Prison in Orient, Ohio, US

The Correctional Reception Center is a state prison for men located in Orient, Pickaway County, Ohio, opened in 1987, owned and operated by the Ohio Department of Rehabilitation and Correction.

The facility holds a maximum of 1,562 inmates at various security levels with a population of 1,557 as of February 4, 2024. The prison is immediately adjacent to the state's Pickaway Correctional Institution.

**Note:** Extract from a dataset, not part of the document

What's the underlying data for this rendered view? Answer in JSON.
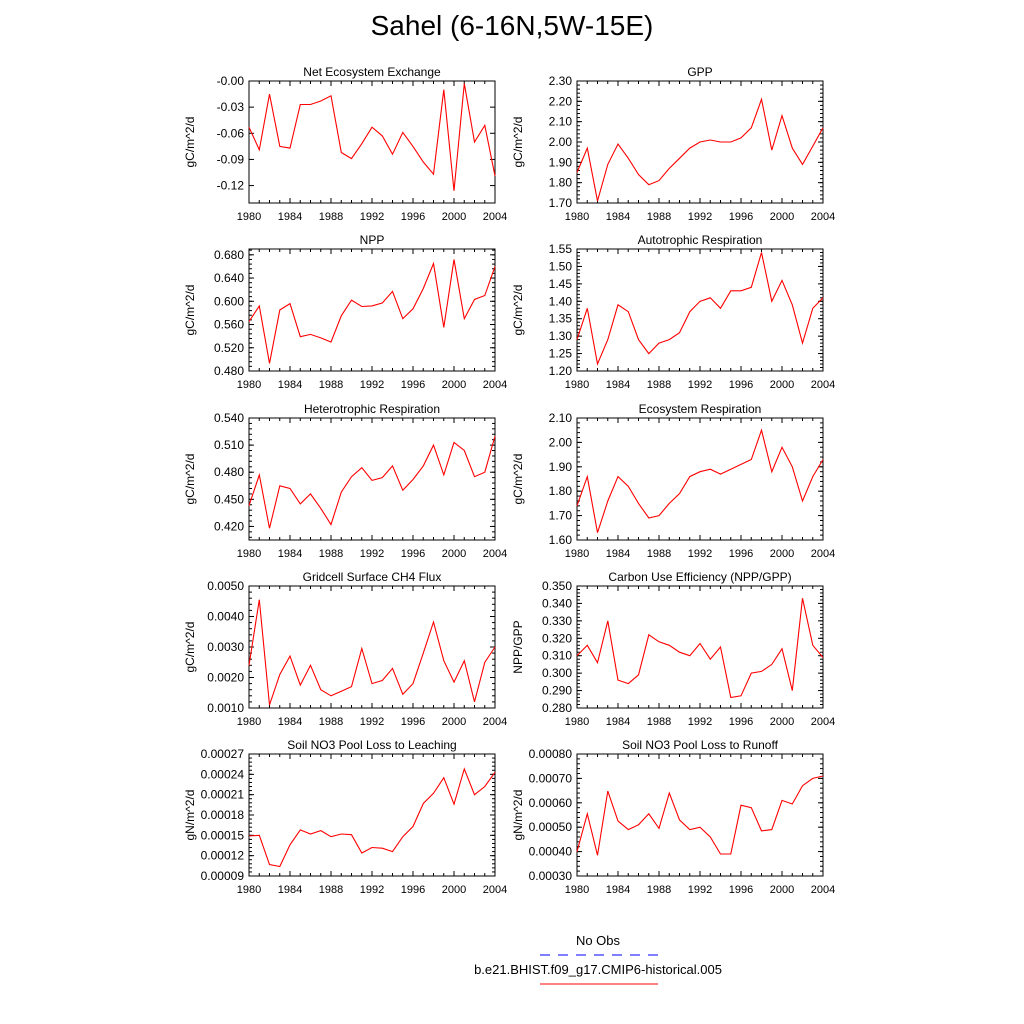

It is also the reception center for most male inmates in Ohio except those from Stark, Summit, and Cuyahoga counties.

==Notable Inmates==

| Inmate Name | Register Number | Status | Details |
|---|---|---|---|
| George Washington Wagner IV | A808476 | Serving life sentence. | One of the perpetrators of the 2016 Pike County shootings. |
| Ariel Castro | A643371 | Sentenced to life without parole, died by suicide in September 2013. | Abducted Michelle Knight, Amanda Berry, and Gina DeJesus from 2002 to 2013 in Cleveland. |
| Chad Doerman | A835208 | Serving life sentence. | Shot and killed his three sons: Chase, 3; Hunter, 4; and Clayton, 7 in Clermont County. |

- The number is not reported using the Offender Search through the ODRC website.